Voilà pourquoi c’est maintenant qu’il faut réagir. Il faut réaffirmer que si que la droite « décomplexée » veut changer nom, elle ne peut le faire en réalisant une « captation d’héritage », comme l’a si bien dénoncé l’historien Jean-Noël Jeanneney (Le Monde, 15 avril 2015).
Laisser une telle opération se réaliser, ce serait risquer que les générations futures ne comprennent plus le sens des mots « République » et « républicains ». La République est le régime qui nous permet de vivre ensemble. Elle cimente notre mémoire collective et nous appelle sans cesse à la vigilance et à l’action. Si le mot peut paraître usé, ou moins fort, des Français meurent encore aujourd’hui à son service, ou pour avoir porté ses idéaux.

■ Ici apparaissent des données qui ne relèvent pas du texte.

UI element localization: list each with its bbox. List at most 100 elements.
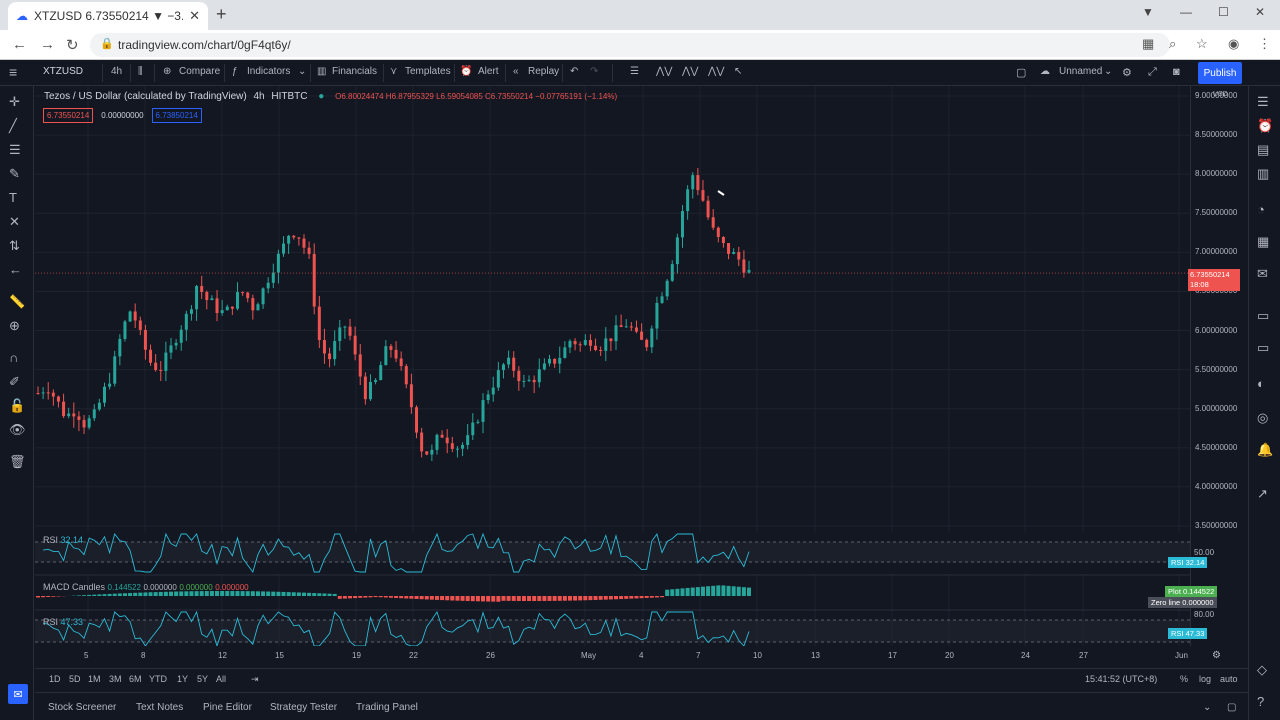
new-tab-icon[interactable]: +	[216, 4, 227, 24]
layers-icon[interactable]: ◇	[1257, 662, 1267, 677]
ask-price-box[interactable]: 6.73850214	[151, 108, 202, 123]
lightbulb-icon[interactable]: ◐	[1257, 376, 1265, 391]
bookmark-star-icon[interactable]: ☆	[1196, 36, 1208, 51]
auto-toggle[interactable]: auto	[1220, 674, 1238, 684]
interval-selector[interactable]: 4h	[111, 66, 123, 77]
broadcast-icon[interactable]: ◎	[1257, 410, 1269, 425]
alert-button[interactable]: Alert	[478, 66, 499, 77]
footer-tab-trading-panel[interactable]: Trading Panel	[356, 702, 418, 713]
watchlist-icon[interactable]: ☰	[1257, 94, 1269, 109]
financials-button[interactable]: Financials	[332, 66, 378, 77]
trendline-icon[interactable]: ╱	[9, 118, 17, 133]
stay-in-drawing-icon[interactable]: ✐	[9, 374, 20, 389]
horizontal-lines-icon[interactable]: ☰	[630, 66, 639, 77]
layout-name[interactable]: Unnamed	[1059, 66, 1103, 77]
range-6m[interactable]: 6M	[129, 674, 142, 684]
price-chart[interactable]	[35, 86, 1190, 646]
arrow-left-icon[interactable]: ←	[9, 262, 22, 277]
chat-icon[interactable]: ✉	[8, 684, 28, 704]
range-all[interactable]: All	[216, 674, 227, 684]
calendar-icon[interactable]: ▦	[1257, 234, 1270, 249]
goto-date-icon[interactable]: ⇥	[251, 674, 259, 684]
indicators-button[interactable]: Indicators	[247, 66, 291, 77]
axis-settings-icon[interactable]: ⚙	[1212, 650, 1221, 661]
percent-toggle[interactable]: %	[1180, 674, 1189, 684]
help-icon[interactable]: ?	[1257, 694, 1265, 709]
ruler-icon[interactable]: 📏	[9, 294, 26, 309]
data-window-icon[interactable]: ▤	[1257, 142, 1270, 157]
bid-price-box[interactable]: 6.73550214	[43, 108, 94, 123]
range-1d[interactable]: 1D	[49, 674, 61, 684]
replay-icon[interactable]: «	[513, 66, 519, 77]
maximize-panel-icon[interactable]: ▢	[1227, 702, 1237, 713]
time-axis[interactable]: 5 8 12 15 19 22 26 May 4 7 10 13 17 20 24 27 Jun	[35, 648, 1190, 664]
hotlist-icon[interactable]: ◔	[1257, 202, 1265, 217]
range-5y[interactable]: 5Y	[197, 674, 209, 684]
indicators-icon[interactable]: ƒ	[232, 66, 238, 77]
streams-icon[interactable]: ▭	[1257, 308, 1270, 323]
collapse-panel-icon[interactable]: ⌄	[1203, 702, 1212, 713]
browser-menu-icon[interactable]: ⋮	[1258, 36, 1271, 51]
close-tab-icon[interactable]: ✕	[189, 8, 200, 23]
profile-dropdown-icon[interactable]: ▼	[1142, 5, 1154, 19]
range-5d[interactable]: 5D	[69, 674, 81, 684]
settings-gear-icon[interactable]: ⚙	[1122, 67, 1132, 79]
compare-icon[interactable]: ⊕	[163, 66, 172, 77]
trash-icon[interactable]: 🗑	[9, 454, 26, 469]
elliott-wave-icon[interactable]: ⋀⋁	[708, 66, 725, 77]
reload-icon[interactable]: ↻	[66, 37, 79, 54]
fullscreen-icon[interactable]: ⤢	[1148, 66, 1157, 78]
browser-tab[interactable]: ☁ XTZUSD 6.73550214 ▼ −3.66% U... ✕	[8, 2, 208, 30]
undo-icon[interactable]: ↶	[570, 66, 579, 77]
notifications-bell-icon[interactable]: 🔔	[1257, 442, 1274, 457]
hide-drawings-icon[interactable]: 👁	[9, 422, 26, 437]
news-icon[interactable]: ▥	[1257, 166, 1270, 181]
financials-icon[interactable]: ▥	[317, 66, 327, 77]
prediction-tool-icon[interactable]: ⇅	[9, 238, 20, 253]
footer-tab-pine-editor[interactable]: Pine Editor	[203, 702, 252, 713]
trend-icon[interactable]: ↗	[1257, 486, 1268, 501]
extension-icon[interactable]: ▦	[1142, 36, 1155, 51]
footer-tab-stock-screener[interactable]: Stock Screener	[48, 702, 117, 713]
replay-button[interactable]: Replay	[528, 66, 560, 77]
text-tool-icon[interactable]: T	[9, 190, 17, 205]
publish-button[interactable]: Publish	[1198, 62, 1242, 84]
range-1y[interactable]: 1Y	[177, 674, 189, 684]
maximize-icon[interactable]: ☐	[1218, 5, 1229, 19]
redo-icon[interactable]: ↷	[590, 66, 599, 77]
url-field[interactable]: 🔒 tradingview.com/chart/0gF4qt6y/	[90, 33, 1170, 57]
alert-icon[interactable]: ⏰	[460, 66, 473, 77]
clock[interactable]: 15:41:52 (UTC+8)	[1085, 674, 1158, 684]
brush-icon[interactable]: ✎	[9, 166, 20, 181]
forward-icon[interactable]: →	[40, 36, 55, 53]
fib-retracement-icon[interactable]: ☰	[9, 142, 21, 157]
main-menu-icon[interactable]: ≡	[9, 64, 18, 80]
range-1m[interactable]: 1M	[88, 674, 101, 684]
minimize-icon[interactable]: —	[1180, 5, 1192, 19]
lock-drawings-icon[interactable]: 🔓	[9, 398, 26, 413]
cloud-icon[interactable]: ☁	[1040, 66, 1050, 77]
indicator-templates-chevron-icon[interactable]: ⌄	[298, 66, 307, 77]
layout-chevron-icon[interactable]: ⌄	[1104, 66, 1113, 77]
cursor-icon[interactable]: ↖	[734, 66, 743, 77]
pattern-xabcd-icon[interactable]: ⋀⋁	[682, 66, 699, 77]
log-toggle[interactable]: log	[1199, 674, 1212, 684]
range-3m[interactable]: 3M	[109, 674, 122, 684]
back-icon[interactable]: ←	[12, 36, 27, 53]
profile-avatar-icon[interactable]: ◉	[1228, 36, 1240, 51]
pattern-tool-icon[interactable]: ✕	[9, 214, 20, 229]
templates-icon[interactable]: ⋎	[390, 66, 398, 77]
snapshot-camera-icon[interactable]: ◙	[1173, 66, 1180, 78]
price-axis[interactable]: USD 9.00000000 8.50000000 8.00000000 7.5000…	[1190, 86, 1248, 646]
compare-button[interactable]: Compare	[179, 66, 221, 77]
pattern-abcd-icon[interactable]: ⋀⋁	[656, 66, 673, 77]
footer-tab-text-notes[interactable]: Text Notes	[136, 702, 184, 713]
zoom-icon[interactable]: ⌕	[1169, 36, 1177, 51]
templates-button[interactable]: Templates	[405, 66, 451, 77]
layout-icon[interactable]: ▢	[1016, 67, 1027, 79]
crosshair-icon[interactable]: ✛	[9, 94, 20, 109]
footer-tab-strategy-tester[interactable]: Strategy Tester	[270, 702, 338, 713]
alerts-clock-icon[interactable]: ⏰	[1257, 118, 1274, 133]
range-ytd[interactable]: YTD	[149, 674, 167, 684]
zoom-in-icon[interactable]: ⊕	[9, 318, 20, 333]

Pour toutes ces raisons, il nous est apparu que nous devions tout faire pour éviter cette confusion délibérée, cette expropriation de notre patrimoine commun, cette manipulation des mots pour mieux habiller des idées nauséabondes.
Sans le soutien du moindre parti, de la moindre organisation, nous avons lancé une pétition en ligne (www.noussommeslesrepublicains.org) qui, en 10 jours, a réuni près de 5000 signataires. Dans le même temps, nous avons préparé des actions judiciaires pour que les Républicains demeurent libres et égaux en droit. Libres de droit, plus précisément, car les républicains ne sont pas une marque commerciale que l’on peut apposer sur des bijoux ou des sous-vêtements, ce sont les hommes et les femmes qui demain se battront pour que les principes fondateurs gravés dans le marbre des monuments soient des réalités vivantes et palpables.
Nous nous battons parce que nous sommes républicains, et vous ?
Christophe Lèguevaques, Emmanuel Vinteuil, Pierre-Yves Schanen, Joël Heirman,
Matthieu Boissavy, William Bourdon, Thomas Clay, Dominique Coujard, Rémi Demersseman-Pradel, Vincent Fillola
Sabrina Goldman, Pascale Richard, Eric Spitz, etc.